3. International comparison — Germany among its peers
Placed in its environment, Germany is a large immigration country, with a share of foreign-born population above the European average, and a policy increasingly oriented towards labour.
Three takeaways. (1) A high share. At ≈ 19%, the share of foreign-born population is above France (≈ 13%), the United Kingdom (≈ 15%) and Italy (≈ 11%), close to Canada (≈ 23%) at the high end of the European spectrum.
(2) A shift towards labour. Long marked by asylum, German policy is shifting towards selective economic immigration, moving closer to the Canadian approach, under the constraint of ageing.
(3) Comparisons to be handled with care. Definitions (foreign national, of immigrant background, foreign-born) differ greatly. The German notion of "Migrationshintergrund" is broader than standard definitions and is not directly comparable.
International comparison — immigration
| Country | Foreign-born (% pop.) | Admission profile | Trend |
|---|---|---|---|
| Canada | ≈ 23% | economic (points) | high |
| United Kingdom | ≈ 15-16% | work / student | high |
| France | ≈ 13% | family / student | moderate |
| European Union | ≈ 13-14% | variable | mixed |
| Italy | ≈ 11% | work / family | moderate |
| Germany | ≈ 19% | asylum → labour | high |
Sources: Eurostat (foreign-born population), OECD (International Migration Outlook), Destatis, BAMF. The German concept of "Migrationshintergrund" (≈ 25%) is broader and not comparable to the Eurostat "foreign-born" share. "≈" denotes a rounding.
Data mobilized (data-journalism base)
| Data | Value | Source |
|---|---|---|
| Share of foreign-born population | ≈ 19% | Eurostat (Citoyen chart) |
| Migration background (broad def.) | ≈ 25% of population | Destatis |
| Refugees (2015-2016) | > 1 million applications | BAMF |
| Ukrainian refugees (since 2022) | > 1 million | BAMF / Destatis |
| Labour immigration | explicit objective (2023 Act) | BMI / BAMF |
Sources (national analyses and references)

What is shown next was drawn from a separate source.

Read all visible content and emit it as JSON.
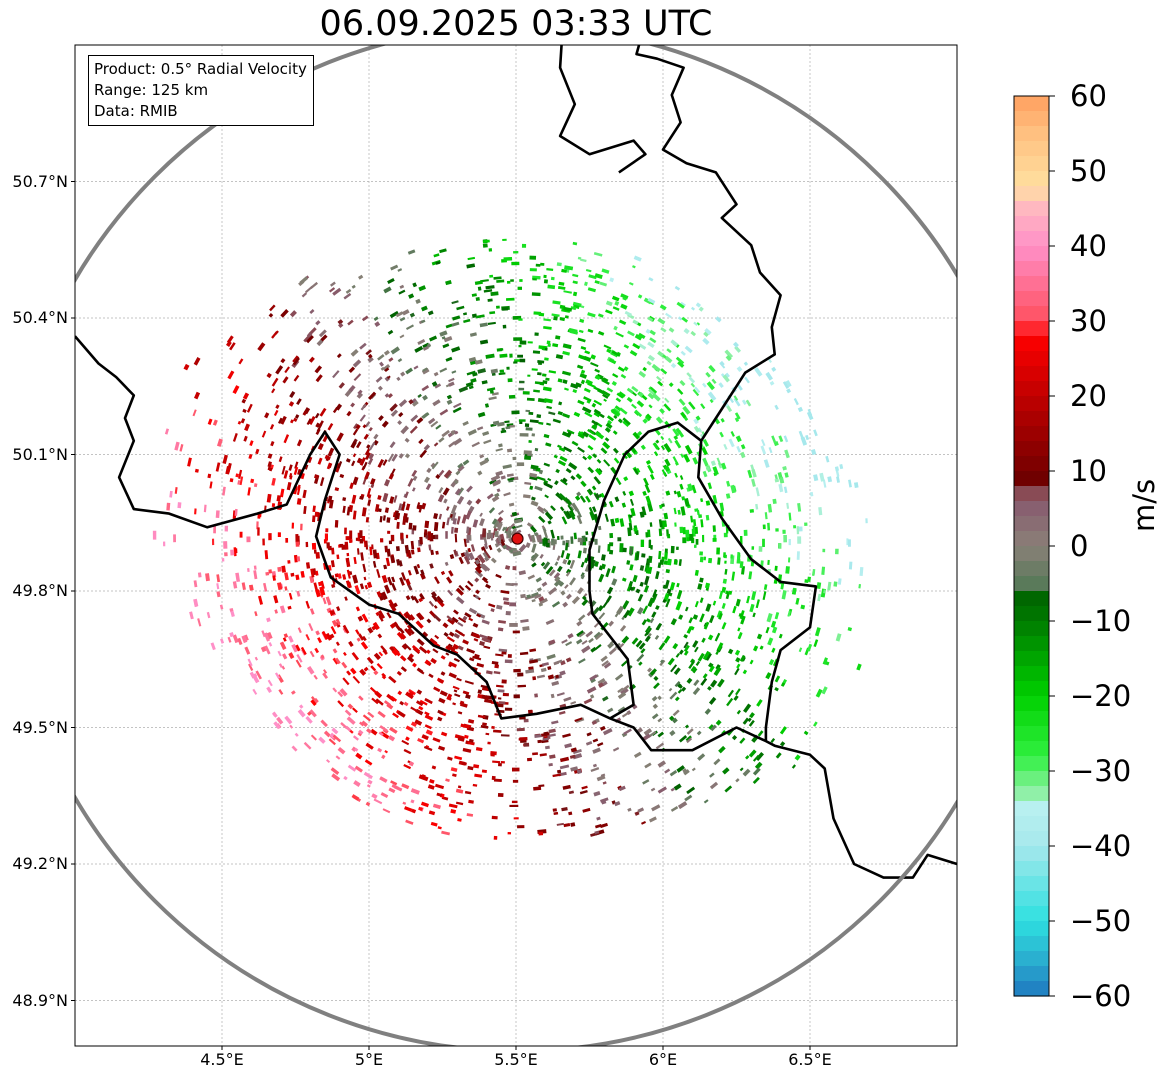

Bundesamt für Migration und Flüchtlinge (BAMF — asylum, migration, integration) · Statistisches Bundesamt (Destatis — population of immigrant background, microcensus) · Bundesministerium des Innern (BMI) · OECD (International Migration Outlook) · Eurostat (migration and asylum).
Methodological note — the synthesis keeps sourced facts distinct from assessments, stays neutral, dates each figure, and does not extrapolate beyond the sources. Definitions specified (foreign-born Eurostat vs. Migrationshintergrund, not equivalent). All values are the latest realized observation available (no forecast). Note generated by AI, human review required. Same safeguards as the rest of the observatory.